All forms of journalism, including investigative reporting, are gradually making the transition from old to new media, and Josh's blog is one of the best for political junkies, as I've previously noted here.
Meanwhile, Ralph Nader has decided to enter the race for President. Democrats, remembering Florida in 2000, are beside themselves with anger that Nader might once again help aid Republicans to steal an election away from them.
But I doubt that will happen this year. Actually, I am sympathetic to Nader's motive, which is to broaden the choices available to the American electorate. We can only hope that a conservative candidate also enters the race.
It won't be my personal favorite, Mike Huckabee, because he smells an opportunity in 2012, now that he has established himself as an attractive national candidate within the Republican establishment. We've not heard the last from him, trust me.

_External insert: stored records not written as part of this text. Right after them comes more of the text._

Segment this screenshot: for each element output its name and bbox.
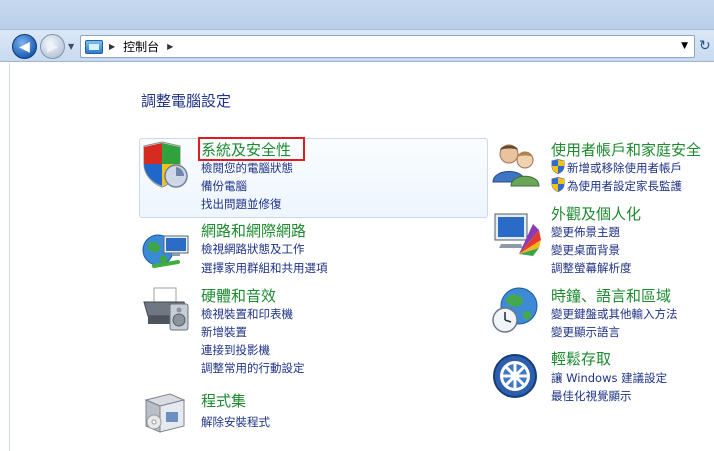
network-globe-icon (142, 234, 189, 268)
link-backup-computer[interactable]: 備份電腦 (201, 178, 247, 194)
link-change-keyboards[interactable]: 變更鍵盤或其他輸入方法 (551, 306, 678, 322)
link-screen-resolution[interactable]: 調整螢幕解析度 (551, 260, 632, 276)
window-title-bar (0, 0, 714, 30)
link-optimize-visual-display[interactable]: 最佳化視覺顯示 (551, 388, 632, 404)
shield-icon (143, 141, 188, 188)
back-arrow-icon: ◀ (19, 38, 30, 55)
link-find-fix-problems[interactable]: 找出問題並修復 (201, 196, 282, 212)
page-title: 調整電腦設定 (141, 92, 232, 110)
highlight-frame (198, 137, 305, 161)
printer-icon (143, 287, 189, 331)
category-appearance[interactable]: 外觀及個人化 (551, 203, 641, 224)
navigation-bar: ◀ ▶ ▼ ▶ 控制台 ▶ ▼ ↻ (0, 30, 714, 62)
link-view-network-status[interactable]: 檢視網路狀態及工作 (201, 241, 305, 257)
link-homegroup-sharing[interactable]: 選擇家用群組和共用選項 (201, 260, 328, 276)
address-dropdown-icon[interactable]: ▼ (681, 41, 688, 51)
breadcrumb-chevron-icon[interactable]: ▶ (109, 42, 115, 51)
breadcrumb-control-panel[interactable]: 控制台 (123, 38, 159, 55)
recent-pages-dropdown-icon[interactable]: ▼ (68, 42, 74, 51)
refresh-icon[interactable]: ↻ (699, 38, 711, 54)
category-hardware-sound[interactable]: 硬體和音效 (201, 285, 276, 306)
uac-shield-icon (551, 159, 565, 174)
programs-box-icon (144, 393, 186, 433)
link-connect-projector[interactable]: 連接到投影機 (201, 342, 270, 358)
forward-button[interactable]: ▶ (40, 34, 65, 59)
link-mobility-settings[interactable]: 調整常用的行動設定 (201, 360, 305, 376)
link-change-display-language[interactable]: 變更顯示語言 (551, 324, 620, 340)
breadcrumb-chevron-icon[interactable]: ▶ (167, 42, 173, 51)
monitor-colors-icon (494, 213, 541, 256)
pane-border (9, 63, 10, 451)
category-hover-highlight (139, 138, 488, 218)
control-panel-icon (85, 39, 103, 54)
link-review-computer-status[interactable]: 檢閱您的電腦狀態 (201, 160, 293, 176)
uac-shield-icon (551, 177, 565, 192)
back-button[interactable]: ◀ (12, 34, 37, 59)
category-user-accounts[interactable]: 使用者帳戶和家庭安全 (551, 139, 701, 160)
category-ease-of-access[interactable]: 輕鬆存取 (551, 348, 611, 369)
link-windows-suggest-settings[interactable]: 讓 Windows 建議設定 (551, 370, 667, 386)
users-icon (492, 144, 540, 187)
link-change-background[interactable]: 變更桌面背景 (551, 242, 620, 258)
forward-arrow-icon: ▶ (47, 38, 58, 55)
link-uninstall-program[interactable]: 解除安裝程式 (201, 414, 270, 430)
address-bar[interactable]: ▶ 控制台 ▶ ▼ (80, 35, 695, 58)
link-change-theme[interactable]: 變更佈景主題 (551, 224, 620, 240)
category-network-internet[interactable]: 網路和網際網路 (201, 220, 306, 241)
link-add-device[interactable]: 新增裝置 (201, 324, 247, 340)
ease-of-access-icon (493, 354, 537, 398)
category-programs[interactable]: 程式集 (201, 390, 246, 411)
category-clock-language-region[interactable]: 時鐘、語言和區域 (551, 285, 671, 306)
link-devices-printers[interactable]: 檢視裝置和印表機 (201, 306, 293, 322)
link-parental-controls[interactable]: 為使用者設定家長監護 (567, 178, 682, 194)
link-add-remove-accounts[interactable]: 新增或移除使用者帳戶 (567, 160, 682, 176)
globe-clock-icon (492, 287, 538, 333)
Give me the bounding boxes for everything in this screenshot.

But perhaps some other renegade (Newt Gingrich?) could decide to compete with John McCain for the Christian conservative base, which is only lukewarm toward the presumptive GOP nominee.
The last two Democrats standing -- Hillary Clinton and Barack Obama -- are fighting it out to the death. And death is exactly the paranoid fear now sweeping the African-American community.
The legacy of the Sixties -- when Malcolm X, JFK, Martin Luther King, Jr., and Bobby Kennedy all were assassinated, not to mention so many other civil rights leaders, continues to prey on the minds of black people in the United States.
They can be forgiven for suspecting that the residual racism in this country will not allow a black man to ascend to the highest elected office in the land.
Of course there are those who would try to kill others simply to attain a sick measure of fame. We know this all too well now. Perhaps this is the main lesson from the painful murders of the '60s -- it wasn't a conspiracy of the FBI, CIA, and military intelligence that we most had to fear, but a far more insidious enemy -- those among us so alienated that the only way they can imagine to attain glory is by extinguishing the life of somebody famous, or (in the case of the school shootings) a mass of innocents.
It is always hard when you are in the midst of an age to recognize its distinctive patterns, but I suspect we are living not in a time when sociopaths try to kill leaders as so much as they decide to kill peers.
Neither is acceptable, of course, and that will be part of the social agenda facing the next President of the U.S, whoever he or she may be.